Is sacrifice necessary?
It seems to many women that in order for their baby to grow up healthy and happy, they need to partially abandon their own happiness. Catherine Krongauz dispels this myth of the need to constantly sacrifice herself. It leads the reader to the understanding that, because of the baby, there is no need to drop out of school, give up personal life, and ruin relationships with relatives. Yes, the image of the mother in itself looks somewhat sacrificial. There is a widespread belief in society that a son or daughter cannot be raised without any hardships, anxieties and troubles. In any case, your care will increase, but sacrificing yourself is not necessary at all.

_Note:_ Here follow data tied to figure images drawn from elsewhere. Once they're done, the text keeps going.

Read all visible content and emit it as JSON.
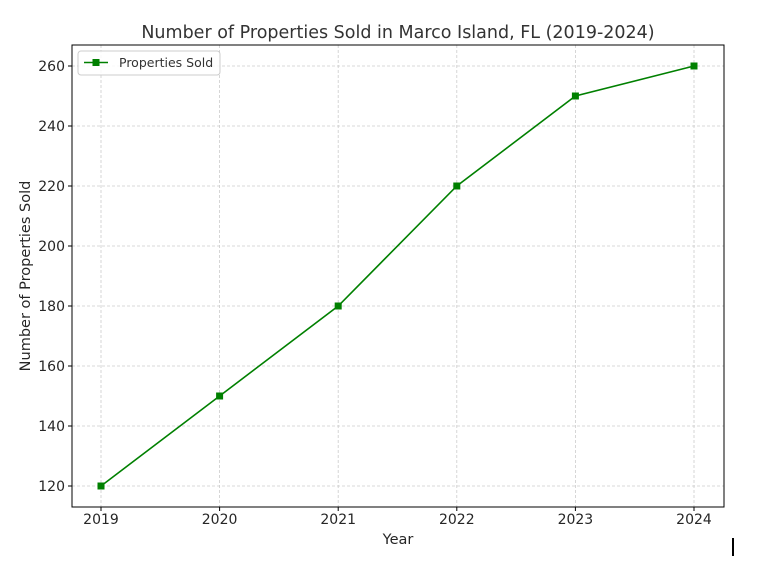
{
  "chart_data": {
    "type": "line",
    "title": "Number of Properties Sold in Marco Island, FL (2019-2024)",
    "xlabel": "Year",
    "ylabel": "Number of Properties Sold",
    "x": [
      "2019",
      "2020",
      "2021",
      "2022",
      "2023",
      "2024"
    ],
    "series": [
      {
        "name": "Properties Sold",
        "values": [
          120,
          150,
          180,
          220,
          250,
          260
        ],
        "color": "#008000",
        "marker": "square"
      }
    ],
    "yticks": [
      120,
      140,
      160,
      180,
      200,
      220,
      240,
      260
    ],
    "ylim": [
      113,
      267
    ],
    "grid": true,
    "legend_position": "top-left"
  }
}
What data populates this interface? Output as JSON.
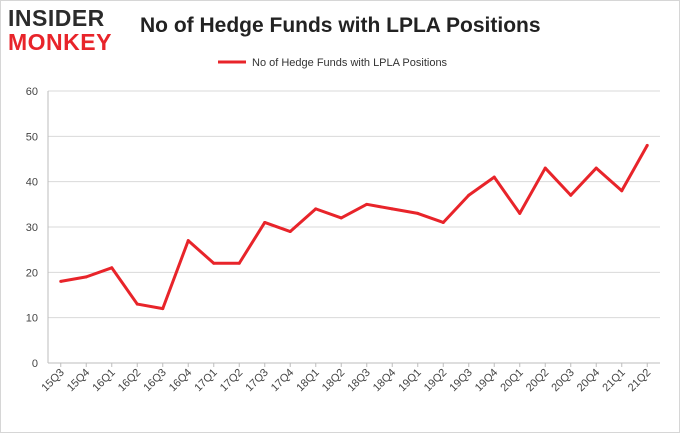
{
  "logo": {
    "line1": "INSIDER",
    "line2": "MONKEY"
  },
  "chart_data": {
    "type": "line",
    "title": "No of Hedge Funds with LPLA Positions",
    "xlabel": "",
    "ylabel": "",
    "ylim": [
      0,
      60
    ],
    "yticks": [
      0,
      10,
      20,
      30,
      40,
      50,
      60
    ],
    "grid": true,
    "legend_position": "top",
    "color": "#e8242a",
    "categories": [
      "15Q3",
      "15Q4",
      "16Q1",
      "16Q2",
      "16Q3",
      "16Q4",
      "17Q1",
      "17Q2",
      "17Q3",
      "17Q4",
      "18Q1",
      "18Q2",
      "18Q3",
      "18Q4",
      "19Q1",
      "19Q2",
      "19Q3",
      "19Q4",
      "20Q1",
      "20Q2",
      "20Q3",
      "20Q4",
      "21Q1",
      "21Q2"
    ],
    "series": [
      {
        "name": "No of Hedge Funds with LPLA Positions",
        "values": [
          18,
          19,
          21,
          13,
          12,
          27,
          22,
          22,
          31,
          29,
          34,
          32,
          35,
          34,
          33,
          31,
          37,
          41,
          33,
          43,
          37,
          43,
          38,
          48
        ]
      }
    ]
  }
}
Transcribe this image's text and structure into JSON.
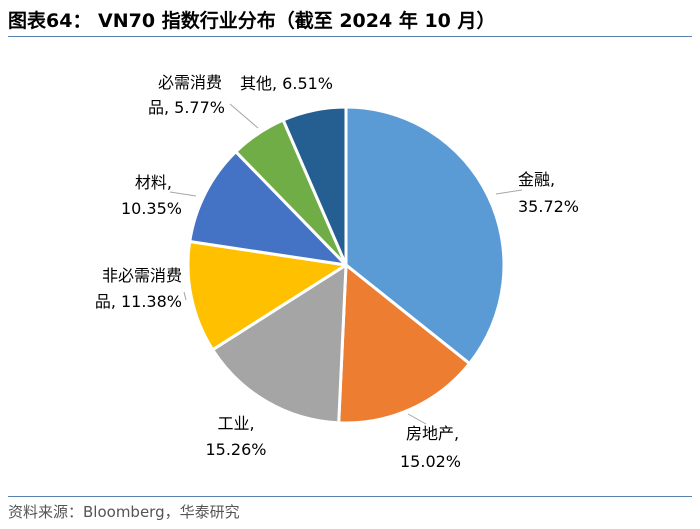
{
  "title": "图表64： VN70 指数行业分布（截至 2024 年 10 月）",
  "source": "资料来源：Bloomberg，华泰研究",
  "chart_data": {
    "type": "pie",
    "title": "VN70 指数行业分布（截至 2024 年 10 月）",
    "slices": [
      {
        "name": "金融",
        "value": 35.72,
        "label_line1": "金融,",
        "label_line2": "35.72%",
        "color": "#5B9BD5"
      },
      {
        "name": "房地产",
        "value": 15.02,
        "label_line1": "房地产,",
        "label_line2": "15.02%",
        "color": "#ED7D31"
      },
      {
        "name": "工业",
        "value": 15.26,
        "label_line1": "工业,",
        "label_line2": "15.26%",
        "color": "#A5A5A5"
      },
      {
        "name": "非必需消费品",
        "value": 11.38,
        "label_line1": "非必需消费",
        "label_line2": "品, 11.38%",
        "color": "#FFC000"
      },
      {
        "name": "材料",
        "value": 10.35,
        "label_line1": "材料,",
        "label_line2": "10.35%",
        "color": "#4472C4"
      },
      {
        "name": "必需消费品",
        "value": 5.77,
        "label_line1": "必需消费",
        "label_line2": "品, 5.77%",
        "color": "#70AD47"
      },
      {
        "name": "其他",
        "value": 6.51,
        "label_line1": "其他, 6.51%",
        "label_line2": "",
        "color": "#255E91"
      }
    ]
  }
}
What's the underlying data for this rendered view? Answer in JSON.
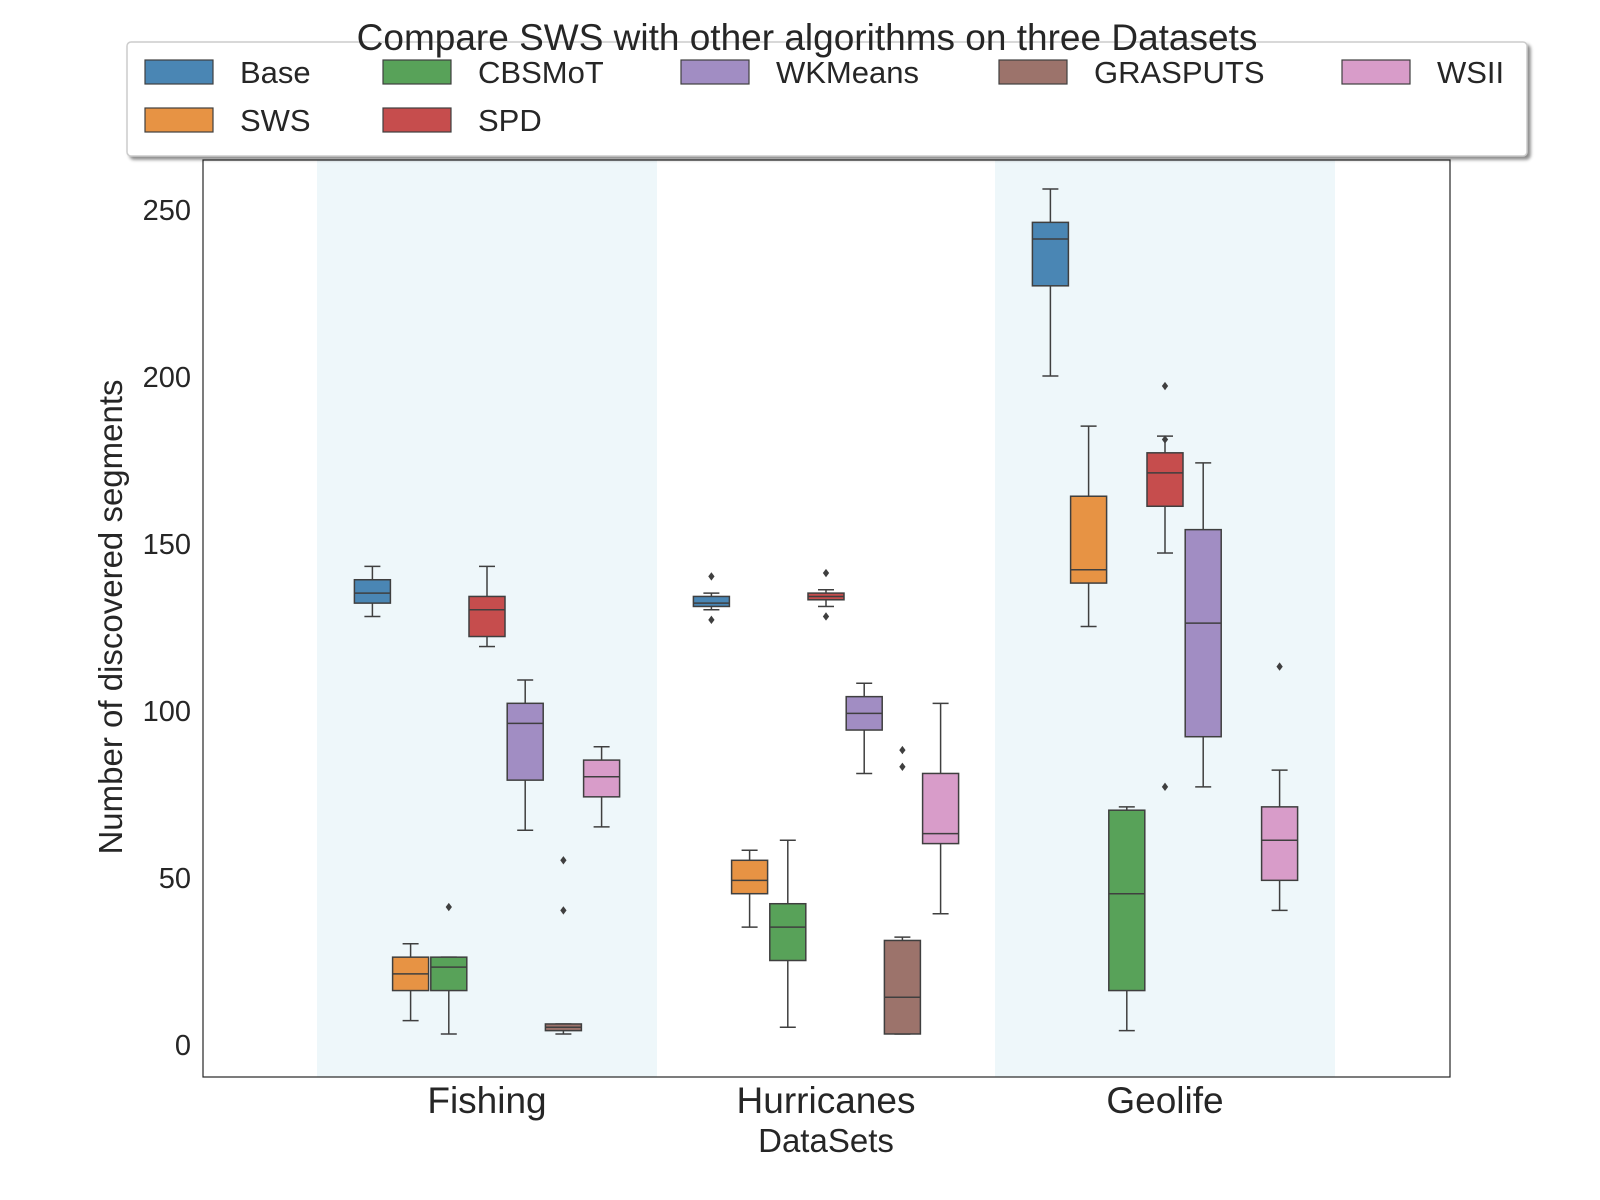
{
  "chart_data": {
    "type": "box",
    "title": "Compare SWS with other algorithms on three Datasets",
    "xlabel": "DataSets",
    "ylabel": "Number of discovered segments",
    "ylim": [
      -10,
      265
    ],
    "yticks": [
      0,
      50,
      100,
      150,
      200,
      250
    ],
    "categories": [
      "Fishing",
      "Hurricanes",
      "Geolife"
    ],
    "shaded_categories": [
      "Fishing",
      "Geolife"
    ],
    "shade_color": "#eef7fa",
    "legend_position": "top-center",
    "series": [
      {
        "name": "Base",
        "color": "#3a7cad",
        "boxes": [
          {
            "whislo": 128,
            "q1": 132,
            "med": 135,
            "q3": 139,
            "whishi": 143,
            "fliers": []
          },
          {
            "whislo": 130,
            "q1": 131,
            "med": 132,
            "q3": 134,
            "whishi": 135,
            "fliers": [
              127,
              140
            ]
          },
          {
            "whislo": 200,
            "q1": 227,
            "med": 241,
            "q3": 246,
            "whishi": 256,
            "fliers": []
          }
        ]
      },
      {
        "name": "SWS",
        "color": "#e58a34",
        "boxes": [
          {
            "whislo": 7,
            "q1": 16,
            "med": 21,
            "q3": 26,
            "whishi": 30,
            "fliers": []
          },
          {
            "whislo": 35,
            "q1": 45,
            "med": 49,
            "q3": 55,
            "whishi": 58,
            "fliers": []
          },
          {
            "whislo": 125,
            "q1": 138,
            "med": 142,
            "q3": 164,
            "whishi": 185,
            "fliers": []
          }
        ]
      },
      {
        "name": "CBSMoT",
        "color": "#4a9a4b",
        "boxes": [
          {
            "whislo": 3,
            "q1": 16,
            "med": 23,
            "q3": 26,
            "whishi": 26,
            "fliers": [
              41
            ]
          },
          {
            "whislo": 5,
            "q1": 25,
            "med": 35,
            "q3": 42,
            "whishi": 61,
            "fliers": []
          },
          {
            "whislo": 4,
            "q1": 16,
            "med": 45,
            "q3": 70,
            "whishi": 71,
            "fliers": []
          }
        ]
      },
      {
        "name": "SPD",
        "color": "#c13d3d",
        "boxes": [
          {
            "whislo": 119,
            "q1": 122,
            "med": 130,
            "q3": 134,
            "whishi": 143,
            "fliers": []
          },
          {
            "whislo": 131,
            "q1": 133,
            "med": 134,
            "q3": 135,
            "whishi": 136,
            "fliers": [
              128,
              141
            ]
          },
          {
            "whislo": 147,
            "q1": 161,
            "med": 171,
            "q3": 177,
            "whishi": 182,
            "fliers": [
              197,
              181,
              77
            ]
          }
        ]
      },
      {
        "name": "WKMeans",
        "color": "#9983be",
        "boxes": [
          {
            "whislo": 64,
            "q1": 79,
            "med": 96,
            "q3": 102,
            "whishi": 109,
            "fliers": []
          },
          {
            "whislo": 81,
            "q1": 94,
            "med": 99,
            "q3": 104,
            "whishi": 108,
            "fliers": []
          },
          {
            "whislo": 77,
            "q1": 92,
            "med": 126,
            "q3": 154,
            "whishi": 174,
            "fliers": []
          }
        ]
      },
      {
        "name": "GRASPUTS",
        "color": "#93675e",
        "boxes": [
          {
            "whislo": 3,
            "q1": 4,
            "med": 5,
            "q3": 6,
            "whishi": 6,
            "fliers": [
              40,
              55
            ]
          },
          {
            "whislo": 3,
            "q1": 3,
            "med": 14,
            "q3": 31,
            "whishi": 32,
            "fliers": [
              83,
              88
            ]
          },
          null
        ]
      },
      {
        "name": "WSII",
        "color": "#d593c4",
        "boxes": [
          {
            "whislo": 65,
            "q1": 74,
            "med": 80,
            "q3": 85,
            "whishi": 89,
            "fliers": []
          },
          {
            "whislo": 39,
            "q1": 60,
            "med": 63,
            "q3": 81,
            "whishi": 102,
            "fliers": []
          },
          {
            "whislo": 40,
            "q1": 49,
            "med": 61,
            "q3": 71,
            "whishi": 82,
            "fliers": [
              113
            ]
          }
        ]
      }
    ]
  }
}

The young mother, of all doubts, has the right to happiness, professional realization. But how many women can afford to really enjoy the moment of acquired motherhood? Fears torment almost everyone: what will happen if I fail, how to keep up with everything?
Guilt
This is a separate item that deserves special attention. Krongauz in his book emphasizes the idea that many women experience an uncontrolled guilt in front of their child. In this case, the available parental merits are not taken into account. Each representative of the fair sex has a point in which she turns out to be a “bad” and unworthy mother: she pays little attention, does not engage in the development of crumbs, does not have time to get a higher education, etc. It seems that we sometimes invent problems for ourselves and suffer from them. No need to strive for a perfect ideal. Remember that each person is interesting and unique in his own way. While you will build a certain static image, the world will have time to change many times. There is a need to work with emerging feelings of guilt . How exactly? Catherine talks about this in her wonderful book.
Excitement for a child
Mother is always worried about the baby: is he fed, is he warmly dressed, is he cold, is he sick? The list goes on and on. Excitement for a child is quite justified, but it spoils the life not only of the woman, but also of the baby itself. Only by making amazing discoveries can one fully understand the world. Do not limit your little explorer.
Thus, Ekaterina Krongauz in her book addresses mothers from the standpoint of logic and common sense. She gives numerous examples of the fact that the upbringing of independence and responsibility is in the power to organize every caring parent to their child.